Presupponiamo che all’origine ci sia qualcosa che sfugge a ogni nostra definizione, La mente gira in tondo se pensa che all’origine ci sia un non essere o un super essere. È una soluzione troppo elementare, addirittura infantile, che non risolve il dualismo. Così non può cogliere la fonte di tutto, che sfugge invece a ogni nostra classificazione perché è trascendente.

Parliamo di trascendenza rispetto alla nostra mente limitata,

Allora si tratta di una semplice supposizione? In un certo senso è così. Se non vogliamo rifugiarci in mitologie e religioni senza veri fondamenti.

Trascendere la mente usando la mente sembra impossibile… se non fosse per certi elementi.

Innanzitutto la mente, consapevole di se stessa e della propria incapacità,  aspira naturalmente ad andare al di là di se stessa. E poi ha un funzionamento discontinuo che lascia spesso spazio ad un vuoto (di pensieri) che sembra indicare una via di trascendenza.

Quando si usa la penetrazione meditativa del “reale,” si vede bene che sotto c’è un altro stato o strato.
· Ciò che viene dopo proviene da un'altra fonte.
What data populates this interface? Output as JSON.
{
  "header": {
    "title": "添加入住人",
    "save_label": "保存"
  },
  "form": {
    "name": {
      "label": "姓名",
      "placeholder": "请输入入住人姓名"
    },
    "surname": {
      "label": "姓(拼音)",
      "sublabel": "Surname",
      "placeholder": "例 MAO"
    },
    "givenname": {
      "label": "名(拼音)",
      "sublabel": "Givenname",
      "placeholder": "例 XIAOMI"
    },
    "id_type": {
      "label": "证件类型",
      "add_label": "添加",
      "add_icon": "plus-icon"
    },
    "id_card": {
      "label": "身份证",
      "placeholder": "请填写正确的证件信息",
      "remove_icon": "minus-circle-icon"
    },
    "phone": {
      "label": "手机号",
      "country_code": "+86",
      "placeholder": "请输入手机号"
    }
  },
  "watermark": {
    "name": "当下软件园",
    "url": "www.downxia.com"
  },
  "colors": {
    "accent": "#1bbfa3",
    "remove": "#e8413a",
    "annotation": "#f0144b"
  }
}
Il pensiero si arresta e si apre un varco come in un fertile buco nero.

Infine, esiste uno stato di sonno profondo in cui la mente, con i suoi contenuti, sembra sparire. E temporaneamente fa sparire anche la coscienza e la sensazione dell’ “io sono”. Ma qualcosa mantiene il senso d’identità.

Di solito, per avvertire tale stato, ci vuole una situazione di quiete e silenzio, sia sensuale sia mentale. Ma può avvenire anche in situazioni di particolare concitazione, per esempio nell’orgasmo sessuale, in cui si verifica un’intensificazione della consapevolezza priva dell’ “io sono”.

Tutto procede secondo natura, una natura libera di autodeterminarsi in base alla legge di azione-reazione. L’ordine non è imposto da nessuno. Non c’è bisogno di un architetto, di un poliziotto o di un giudice. Tutto avviene da sé.

Il problema è che la natura si occupa della specie, non dell’individuo. Dell’individuo deve occuparsi l’individuo.

Poiché la coscienza è discontinua, ci deve essere qualcos’altro che mantiene il senso d’identità. E non può che essere qualcosa che supera la coscienza, che è al di là.

Si può perdere il senso dell’identità costituito dalla coscienza “io sono”, ossia dalla coscienza di essere una determinata persona delimitata dal tempo e dallo spazio, ma non il senso dell’identità non condizionata. Questo ci fa ben sperare per la morte.

Quando dici o pensi “io sono”, ti rendi conto che quell’io è solo una parte di te. Ammetti la scissione. Questa è la coscienza. Il conoscitore non è l’io conosciuto, è qualcos’altro.

Il conoscitore, il Sé, è al di là delle parole e dei pensieri, e ne è consapevole.

Questa consapevolezza di base è dunque confermata. Ma non può essere conosciuta con i normali mezzi. È il conoscitore stesso.

Ma che cos’è questa consapevolezza che non può essere indagata? È qualcosa che non è diviso, dissociato, che non conosce la normale dialettica dei contrari, che è al fuori dello spazio-tempo. In tal senso, non nasce e non muore.